Speaking of sharing notebooks, Jupyter Notebooks happen to render on GitHub, so sharing a static notebook with someone is as simple as pushing the notebook to an online repository and sharing the link.

Finally, one of the most useful aspects of using Jupyter Notebooks to interface with a larger code base I’ve encountered is that you can easily use them to run code on a remote computer. This results directly from the Jupyter application running out of a web server and using a web browser as its user interface. A notebook server can be started on one computer and accessed by another simply by navigating to a specific URL, which will bring up the notebook application. Then when you use the browser on your local computer to execute a code cell, the code gets run on the remote computer but the output gets rendered in the browser of your local computer in exactly the same way as if there were no remote connection at all.

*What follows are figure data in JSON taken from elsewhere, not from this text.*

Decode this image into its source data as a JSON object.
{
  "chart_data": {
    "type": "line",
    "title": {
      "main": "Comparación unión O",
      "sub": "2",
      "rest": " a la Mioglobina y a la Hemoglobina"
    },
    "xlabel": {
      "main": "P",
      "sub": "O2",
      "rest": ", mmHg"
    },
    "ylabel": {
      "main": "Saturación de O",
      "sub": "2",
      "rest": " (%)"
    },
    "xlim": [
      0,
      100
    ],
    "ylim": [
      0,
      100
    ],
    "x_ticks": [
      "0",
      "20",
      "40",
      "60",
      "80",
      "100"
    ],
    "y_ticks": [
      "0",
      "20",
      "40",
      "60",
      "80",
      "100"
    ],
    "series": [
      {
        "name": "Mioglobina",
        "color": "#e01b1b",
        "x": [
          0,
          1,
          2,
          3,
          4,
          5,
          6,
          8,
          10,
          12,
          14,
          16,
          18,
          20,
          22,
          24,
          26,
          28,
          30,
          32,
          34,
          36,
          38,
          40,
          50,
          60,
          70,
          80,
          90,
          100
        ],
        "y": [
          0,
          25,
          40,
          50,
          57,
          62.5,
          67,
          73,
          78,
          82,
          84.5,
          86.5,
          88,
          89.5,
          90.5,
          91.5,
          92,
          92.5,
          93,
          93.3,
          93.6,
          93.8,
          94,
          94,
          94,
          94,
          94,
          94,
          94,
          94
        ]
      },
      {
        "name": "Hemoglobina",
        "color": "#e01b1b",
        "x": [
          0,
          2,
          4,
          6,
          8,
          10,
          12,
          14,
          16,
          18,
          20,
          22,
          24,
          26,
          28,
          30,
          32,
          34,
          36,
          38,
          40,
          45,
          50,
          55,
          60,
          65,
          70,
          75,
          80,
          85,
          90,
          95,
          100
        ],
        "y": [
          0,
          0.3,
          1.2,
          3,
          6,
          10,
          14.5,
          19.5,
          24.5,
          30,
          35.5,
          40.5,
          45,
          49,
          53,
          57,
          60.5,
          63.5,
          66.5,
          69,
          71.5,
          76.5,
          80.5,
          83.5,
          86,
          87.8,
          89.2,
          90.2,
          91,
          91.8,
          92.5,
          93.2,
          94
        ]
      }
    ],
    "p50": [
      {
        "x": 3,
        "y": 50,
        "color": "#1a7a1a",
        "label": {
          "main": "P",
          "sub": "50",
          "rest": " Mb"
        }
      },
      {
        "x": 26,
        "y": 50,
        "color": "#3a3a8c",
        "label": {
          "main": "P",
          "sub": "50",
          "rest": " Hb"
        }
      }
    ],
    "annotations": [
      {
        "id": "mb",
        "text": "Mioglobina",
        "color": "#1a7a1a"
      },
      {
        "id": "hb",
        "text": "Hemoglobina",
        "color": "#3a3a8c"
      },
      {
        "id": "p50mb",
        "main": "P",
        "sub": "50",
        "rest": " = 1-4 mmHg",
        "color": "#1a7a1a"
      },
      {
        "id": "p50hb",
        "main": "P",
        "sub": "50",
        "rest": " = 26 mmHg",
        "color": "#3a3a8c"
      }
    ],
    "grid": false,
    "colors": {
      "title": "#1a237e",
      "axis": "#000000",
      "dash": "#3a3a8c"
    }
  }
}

In fact, when I made the example notebook above, I wrote and executed the simulation and viewed the graphical output purely from home on my personal laptop, but the code itself ran on a computer in my lab. Thus, the web browser acts like a portal into a code base on either your local or a remote machine which cleanly handles all aspects of the display. Compared to running remote code by screen-sharing, which is notoriously buggy, laggy, operating-system-dependent, and transmits way more graphical data than you typically actually need, or by sshing into a remote computer, executing a script from the command line, and then either attempting to pipe graphical output through the ssh tunnel (which is not that easy and certainly not that flexible) or saving it to the remote disk and syncing it via Dropbox or the like to your local computer to subsequently open it, running remote code using Jupyter is marvelously simple. You can even have interactive outputs rendered on your local browser that resulted from code running on a remote computer.

If you want to run a Jupyter Notebook server remotely yourself, check out this post, which explains the process in some detail.

In all, I’ve found that using Jupyter Notebooks as the interface with my primary code base has solved a lot of headache-inducing problems and has greatly simplified my workflow, and I hope that I’ve managed here to illuminate some of the reasons for using Jupyter in this context.